Menguasai teknologi untuk siswa terkasih
Sekolah Menengah Atas Asrama Etnis Dong Van merupakan tempat yang menerima siswa dari desa-desa terpencil di perbatasan untuk menuntut ilmu. Bagi sebagian besar siswa yang bersekolah di sana, inilah pertama kalinya mereka meninggalkan orang tua mereka dan berintegrasi ke dalam lingkungan yang lebih luas. Barang bawaan mereka hanyalah beberapa pasang pakaian, sepasang sandal plastik, dan rasa rindu serta kebingungan karena harus berpisah dengan keluarga untuk pertama kalinya. Ibu Vang Thi Dinh mengatakan bahwa banyak anak menangis dalam diam di malam hari karena merindukan ibu mereka. Beberapa bahkan takut menelepon ke rumah karena tak kuasa menahan tangis hanya mendengar suara kerabat mereka.

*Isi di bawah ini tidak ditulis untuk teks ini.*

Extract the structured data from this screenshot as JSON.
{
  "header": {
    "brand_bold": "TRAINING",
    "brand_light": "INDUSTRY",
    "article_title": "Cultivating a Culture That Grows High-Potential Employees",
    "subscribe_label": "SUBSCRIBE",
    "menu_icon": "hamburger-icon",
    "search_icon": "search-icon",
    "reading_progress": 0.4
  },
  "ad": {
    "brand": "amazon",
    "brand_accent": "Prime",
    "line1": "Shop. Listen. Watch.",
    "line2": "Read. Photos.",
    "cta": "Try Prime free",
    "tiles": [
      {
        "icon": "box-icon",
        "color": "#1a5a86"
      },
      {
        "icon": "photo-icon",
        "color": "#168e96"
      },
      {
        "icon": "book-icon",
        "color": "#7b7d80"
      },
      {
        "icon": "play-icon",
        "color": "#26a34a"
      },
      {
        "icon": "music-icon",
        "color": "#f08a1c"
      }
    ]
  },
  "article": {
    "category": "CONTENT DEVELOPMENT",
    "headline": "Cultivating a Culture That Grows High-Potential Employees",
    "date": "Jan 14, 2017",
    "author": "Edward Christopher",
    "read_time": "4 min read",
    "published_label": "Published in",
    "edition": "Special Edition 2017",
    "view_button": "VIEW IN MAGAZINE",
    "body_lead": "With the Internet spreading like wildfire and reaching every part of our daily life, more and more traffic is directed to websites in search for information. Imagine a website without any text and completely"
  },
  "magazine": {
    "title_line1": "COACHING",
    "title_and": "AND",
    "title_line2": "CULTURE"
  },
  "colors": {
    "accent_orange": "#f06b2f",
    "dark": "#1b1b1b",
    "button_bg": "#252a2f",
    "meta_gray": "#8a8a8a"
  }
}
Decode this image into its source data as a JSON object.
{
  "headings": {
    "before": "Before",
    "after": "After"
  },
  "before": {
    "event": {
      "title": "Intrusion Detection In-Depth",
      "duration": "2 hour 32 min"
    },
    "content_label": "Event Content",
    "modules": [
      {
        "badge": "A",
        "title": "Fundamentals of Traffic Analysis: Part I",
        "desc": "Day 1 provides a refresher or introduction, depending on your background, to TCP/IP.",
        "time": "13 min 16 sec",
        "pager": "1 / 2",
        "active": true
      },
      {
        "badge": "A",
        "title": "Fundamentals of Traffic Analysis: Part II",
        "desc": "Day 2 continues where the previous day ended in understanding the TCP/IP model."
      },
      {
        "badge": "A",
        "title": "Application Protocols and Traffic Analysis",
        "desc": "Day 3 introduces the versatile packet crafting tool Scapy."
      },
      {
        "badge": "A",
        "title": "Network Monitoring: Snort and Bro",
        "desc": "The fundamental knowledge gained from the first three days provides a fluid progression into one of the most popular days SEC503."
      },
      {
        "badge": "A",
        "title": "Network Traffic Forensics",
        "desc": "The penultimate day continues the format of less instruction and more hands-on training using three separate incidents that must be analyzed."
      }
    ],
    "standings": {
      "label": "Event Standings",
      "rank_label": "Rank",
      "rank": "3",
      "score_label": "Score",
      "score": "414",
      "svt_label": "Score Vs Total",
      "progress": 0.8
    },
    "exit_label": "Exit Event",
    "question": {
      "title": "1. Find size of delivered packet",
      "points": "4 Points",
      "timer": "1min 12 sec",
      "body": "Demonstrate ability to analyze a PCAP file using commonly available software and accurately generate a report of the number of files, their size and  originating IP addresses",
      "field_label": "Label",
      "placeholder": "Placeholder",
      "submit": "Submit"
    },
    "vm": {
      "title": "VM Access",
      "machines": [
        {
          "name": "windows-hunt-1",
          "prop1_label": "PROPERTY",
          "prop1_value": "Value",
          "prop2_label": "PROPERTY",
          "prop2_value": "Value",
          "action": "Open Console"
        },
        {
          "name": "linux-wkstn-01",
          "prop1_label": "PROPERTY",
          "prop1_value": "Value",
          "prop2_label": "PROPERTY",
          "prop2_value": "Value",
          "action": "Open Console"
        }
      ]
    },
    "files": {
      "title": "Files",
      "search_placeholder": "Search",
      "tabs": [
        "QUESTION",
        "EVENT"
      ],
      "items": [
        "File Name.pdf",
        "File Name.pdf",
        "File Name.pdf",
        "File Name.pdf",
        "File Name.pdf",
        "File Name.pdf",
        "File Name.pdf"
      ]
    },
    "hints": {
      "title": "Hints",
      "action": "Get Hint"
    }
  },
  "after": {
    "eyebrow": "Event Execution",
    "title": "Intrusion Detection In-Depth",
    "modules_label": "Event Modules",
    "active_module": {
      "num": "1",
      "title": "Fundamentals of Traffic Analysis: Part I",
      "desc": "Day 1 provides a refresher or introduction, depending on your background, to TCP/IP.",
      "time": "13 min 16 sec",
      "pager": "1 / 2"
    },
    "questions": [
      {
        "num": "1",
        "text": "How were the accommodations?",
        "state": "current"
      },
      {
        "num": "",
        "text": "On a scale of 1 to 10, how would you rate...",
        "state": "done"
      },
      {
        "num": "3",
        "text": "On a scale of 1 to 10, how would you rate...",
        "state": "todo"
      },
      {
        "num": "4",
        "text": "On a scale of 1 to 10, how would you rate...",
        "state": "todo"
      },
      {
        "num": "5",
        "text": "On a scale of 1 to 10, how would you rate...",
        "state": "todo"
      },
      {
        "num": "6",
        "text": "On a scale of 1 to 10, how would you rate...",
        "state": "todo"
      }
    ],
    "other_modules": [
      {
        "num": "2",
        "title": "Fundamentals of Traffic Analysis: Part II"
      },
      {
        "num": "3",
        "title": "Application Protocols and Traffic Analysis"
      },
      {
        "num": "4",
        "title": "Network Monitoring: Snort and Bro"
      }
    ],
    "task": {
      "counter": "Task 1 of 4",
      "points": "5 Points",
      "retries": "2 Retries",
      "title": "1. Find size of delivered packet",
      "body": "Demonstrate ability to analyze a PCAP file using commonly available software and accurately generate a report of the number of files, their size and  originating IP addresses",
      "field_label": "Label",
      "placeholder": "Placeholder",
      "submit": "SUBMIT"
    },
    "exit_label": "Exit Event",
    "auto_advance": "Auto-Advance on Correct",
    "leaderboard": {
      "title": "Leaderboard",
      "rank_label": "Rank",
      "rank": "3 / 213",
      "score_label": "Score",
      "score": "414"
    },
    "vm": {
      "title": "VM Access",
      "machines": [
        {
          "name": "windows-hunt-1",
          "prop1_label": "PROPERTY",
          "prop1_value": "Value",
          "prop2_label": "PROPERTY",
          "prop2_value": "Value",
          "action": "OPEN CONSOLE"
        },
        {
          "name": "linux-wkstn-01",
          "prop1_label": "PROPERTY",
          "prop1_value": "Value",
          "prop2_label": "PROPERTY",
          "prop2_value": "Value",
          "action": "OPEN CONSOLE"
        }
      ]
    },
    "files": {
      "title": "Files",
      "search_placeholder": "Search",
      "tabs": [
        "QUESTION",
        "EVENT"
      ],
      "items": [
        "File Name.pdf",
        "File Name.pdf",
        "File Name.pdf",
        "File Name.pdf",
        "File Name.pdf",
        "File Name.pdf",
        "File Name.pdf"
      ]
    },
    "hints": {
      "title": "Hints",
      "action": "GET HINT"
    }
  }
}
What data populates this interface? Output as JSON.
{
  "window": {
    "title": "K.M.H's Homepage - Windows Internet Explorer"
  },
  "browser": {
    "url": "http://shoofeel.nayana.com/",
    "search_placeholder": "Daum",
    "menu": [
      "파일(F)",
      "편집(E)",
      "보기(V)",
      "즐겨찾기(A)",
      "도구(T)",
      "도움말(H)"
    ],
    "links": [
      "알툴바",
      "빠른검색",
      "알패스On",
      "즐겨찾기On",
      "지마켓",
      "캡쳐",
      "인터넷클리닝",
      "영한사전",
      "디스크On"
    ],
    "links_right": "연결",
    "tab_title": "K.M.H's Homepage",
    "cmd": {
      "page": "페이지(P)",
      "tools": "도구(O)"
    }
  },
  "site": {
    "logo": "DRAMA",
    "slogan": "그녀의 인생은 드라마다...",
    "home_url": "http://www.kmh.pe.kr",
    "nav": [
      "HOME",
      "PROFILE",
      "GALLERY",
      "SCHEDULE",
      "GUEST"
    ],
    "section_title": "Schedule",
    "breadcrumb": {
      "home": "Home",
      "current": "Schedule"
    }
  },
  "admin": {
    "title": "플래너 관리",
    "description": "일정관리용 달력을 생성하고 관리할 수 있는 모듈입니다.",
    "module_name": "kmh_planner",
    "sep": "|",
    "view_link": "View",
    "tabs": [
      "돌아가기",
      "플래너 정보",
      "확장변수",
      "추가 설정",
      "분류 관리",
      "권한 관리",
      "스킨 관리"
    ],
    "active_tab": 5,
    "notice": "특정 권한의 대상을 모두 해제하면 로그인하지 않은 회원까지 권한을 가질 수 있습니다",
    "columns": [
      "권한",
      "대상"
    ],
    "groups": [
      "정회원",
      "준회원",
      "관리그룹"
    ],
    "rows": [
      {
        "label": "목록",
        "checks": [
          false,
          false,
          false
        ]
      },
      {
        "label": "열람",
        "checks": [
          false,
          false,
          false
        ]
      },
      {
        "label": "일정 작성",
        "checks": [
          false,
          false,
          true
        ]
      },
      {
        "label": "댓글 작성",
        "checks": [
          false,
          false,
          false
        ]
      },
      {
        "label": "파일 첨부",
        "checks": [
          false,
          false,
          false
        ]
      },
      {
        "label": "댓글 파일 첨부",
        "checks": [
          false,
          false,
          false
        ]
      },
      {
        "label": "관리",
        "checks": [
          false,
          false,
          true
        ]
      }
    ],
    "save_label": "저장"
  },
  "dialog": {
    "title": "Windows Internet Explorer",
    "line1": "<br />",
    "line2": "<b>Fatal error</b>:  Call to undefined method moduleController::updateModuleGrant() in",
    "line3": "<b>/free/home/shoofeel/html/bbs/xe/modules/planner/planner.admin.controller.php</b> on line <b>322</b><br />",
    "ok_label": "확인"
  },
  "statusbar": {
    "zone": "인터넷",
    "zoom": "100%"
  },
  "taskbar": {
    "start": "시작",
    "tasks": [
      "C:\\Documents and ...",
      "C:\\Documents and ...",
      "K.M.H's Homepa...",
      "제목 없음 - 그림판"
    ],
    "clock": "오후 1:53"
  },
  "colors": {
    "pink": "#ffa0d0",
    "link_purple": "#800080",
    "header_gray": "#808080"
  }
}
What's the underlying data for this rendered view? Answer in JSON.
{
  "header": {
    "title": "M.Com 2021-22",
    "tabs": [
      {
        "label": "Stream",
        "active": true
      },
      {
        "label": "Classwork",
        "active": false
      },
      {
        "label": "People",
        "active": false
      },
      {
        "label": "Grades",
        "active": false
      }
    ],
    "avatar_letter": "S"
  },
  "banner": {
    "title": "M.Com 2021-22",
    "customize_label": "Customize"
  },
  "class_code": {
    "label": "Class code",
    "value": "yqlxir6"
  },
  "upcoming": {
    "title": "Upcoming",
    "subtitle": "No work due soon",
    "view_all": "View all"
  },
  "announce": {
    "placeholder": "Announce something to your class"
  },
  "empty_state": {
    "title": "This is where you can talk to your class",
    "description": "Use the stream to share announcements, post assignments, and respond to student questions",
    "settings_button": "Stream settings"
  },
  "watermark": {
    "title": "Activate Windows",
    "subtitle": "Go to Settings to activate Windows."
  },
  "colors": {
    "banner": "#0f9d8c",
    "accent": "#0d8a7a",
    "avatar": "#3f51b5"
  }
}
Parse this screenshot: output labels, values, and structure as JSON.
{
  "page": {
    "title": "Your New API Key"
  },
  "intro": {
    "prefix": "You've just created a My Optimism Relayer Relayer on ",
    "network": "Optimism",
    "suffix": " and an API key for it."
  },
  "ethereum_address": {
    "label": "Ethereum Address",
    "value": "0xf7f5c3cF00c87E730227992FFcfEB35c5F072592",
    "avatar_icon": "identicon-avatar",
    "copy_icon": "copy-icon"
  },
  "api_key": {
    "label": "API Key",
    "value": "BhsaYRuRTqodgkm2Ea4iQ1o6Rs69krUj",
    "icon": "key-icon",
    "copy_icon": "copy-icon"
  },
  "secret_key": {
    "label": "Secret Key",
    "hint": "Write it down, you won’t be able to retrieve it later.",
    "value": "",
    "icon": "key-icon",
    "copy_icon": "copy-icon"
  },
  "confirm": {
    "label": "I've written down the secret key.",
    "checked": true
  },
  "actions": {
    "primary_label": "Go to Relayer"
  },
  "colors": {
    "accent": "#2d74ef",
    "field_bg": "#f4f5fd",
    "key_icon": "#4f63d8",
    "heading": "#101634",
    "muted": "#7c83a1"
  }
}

Di masa-masa awal yang sulit itu, Ibu Dinh dan rekan-rekannya tidak hanya menjadi guru yang mengajari anak-anak membaca dan menulis, tetapi juga menjadi "ibu kedua", mengajarkan mereka ilmu pengetahuan dan dengan sabar membimbing mereka dalam keterampilan hidup dasar seperti mencuci pakaian sendiri, memasak, dan merapikan tempat tidur. Selangkah demi selangkah, dengan kelembutan dan ketekunan, Ibu Dinh membantu anak-anak mengatasi rasa takut awal mereka, membiasakan diri dengan kehidupan asrama, dan secara bertahap menemukan kegembiraan dalam belajar dan kegiatan kelompok.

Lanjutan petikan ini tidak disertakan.